To be sure, the issue is loaded with conundrums. Nobody wants the government involved in the marketplace. And, a voluntary program is much more agreeable to most folks than a mandatory one. Unfortunately, unlike mandatory country of original labeling, where a voluntary program was a viable option as it was a marketing program, a voluntary program on the livestock ID front virtually ensures that the program will be incapable of actually meeting the goals of the program, which is to have rapid and accurate traceability.
Another conundrum is that virtually everyone recognizes our current system as incapable of providing fast traceback, and that such a capability is needed to protect the domestic livestock industry and allow U.S. access to foreign markets. But, it also means more expense, more work, and a slowing of the speed of commerce.

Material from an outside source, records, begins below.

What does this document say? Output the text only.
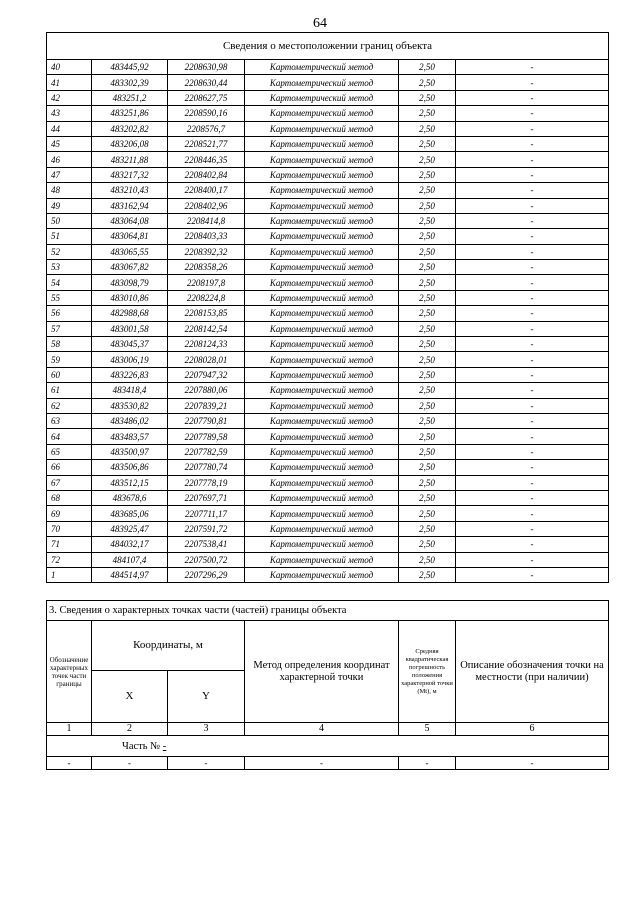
64
Сведения о местоположении границ объекта					
40	483445,92	2208630,98	Картометрический метод	2,50	-
41	483302,39	2208630,44	Картометрический метод	2,50	-
42	483251,2	2208627,75	Картометрический метод	2,50	-
43	483251,86	2208590,16	Картометрический метод	2,50	-
44	483202,82	2208576,7	Картометрический метод	2,50	-
45	483206,08	2208521,77	Картометрический метод	2,50	-
46	483211,88	2208446,35	Картометрический метод	2,50	-
47	483217,32	2208402,84	Картометрический метод	2,50	-
48	483210,43	2208400,17	Картометрический метод	2,50	-
49	483162,94	2208402,96	Картометрический метод	2,50	-
50	483064,08	2208414,8	Картометрический метод	2,50	-
51	483064,81	2208403,33	Картометрический метод	2,50	-
52	483065,55	2208392,32	Картометрический метод	2,50	-
53	483067,82	2208358,26	Картометрический метод	2,50	-
54	483098,79	2208197,8	Картометрический метод	2,50	-
55	483010,86	2208224,8	Картометрический метод	2,50	-
56	482988,68	2208153,85	Картометрический метод	2,50	-
57	483001,58	2208142,54	Картометрический метод	2,50	-
58	483045,37	2208124,33	Картометрический метод	2,50	-
59	483006,19	2208028,01	Картометрический метод	2,50	-
60	483226,83	2207947,32	Картометрический метод	2,50	-
61	483418,4	2207880,06	Картометрический метод	2,50	-
62	483530,82	2207839,21	Картометрический метод	2,50	-
63	483486,02	2207790,81	Картометрический метод	2,50	-
64	483483,57	2207789,58	Картометрический метод	2,50	-
65	483500,97	2207782,59	Картометрический метод	2,50	-
66	483506,86	2207780,74	Картометрический метод	2,50	-
67	483512,15	2207778,19	Картометрический метод	2,50	-
68	483678,6	2207697,71	Картометрический метод	2,50	-
69	483685,06	2207711,17	Картометрический метод	2,50	-
70	483925,47	2207591,72	Картометрический метод	2,50	-
71	484032,17	2207538,41	Картометрический метод	2,50	-
72	484107,4	2207500,72	Картометрический метод	2,50	-
1	484514,97	2207296,29	Картометрический метод	2,50	-
3. Сведения о характерных точках части (частей) границы объекта					
Обозначение характерных точек части границы	Координаты, м		Метод определения координат характерной точки	Средняя квадратическая погрешность положения характерной точки (Mt), м	Описание обозначения точки на местности (при наличии)
	X	Y			
1	2	3	4	5	6
Часть № -					
-	-	-	-	-	-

While there is, of course, the chance of agricultural bioterrorism being perpetrated in this country, the reality is that this traceback system’s primary use will be for situations like bovine tuberculosis, BSE or some other more regionalized disease issue. The list of pros and cons is significant, and many of the differences are irreconcilable.
What we do know, however, is that this issue is coming to a head quickly. Many organizations have called for an extension to the comment period beyond Nov. 9. And, while most would prefer more time to analyze the new proposed rule, it’s unlikely that USDA will be agreeable to extending the process.
In the meantime, cattlemen’s groups are frantically trying to wrap their hands around the proposal and determine how it aligns or contradicts with current policy. The truth is that it’s one of those issues whose answer is unlikely to satisfy very many producers. This issue comes down to a simple cost vs. benefit analysis, and reasonable people will come down on both sides. Industry input will be critical in what promises to be a rather fast-moving issue.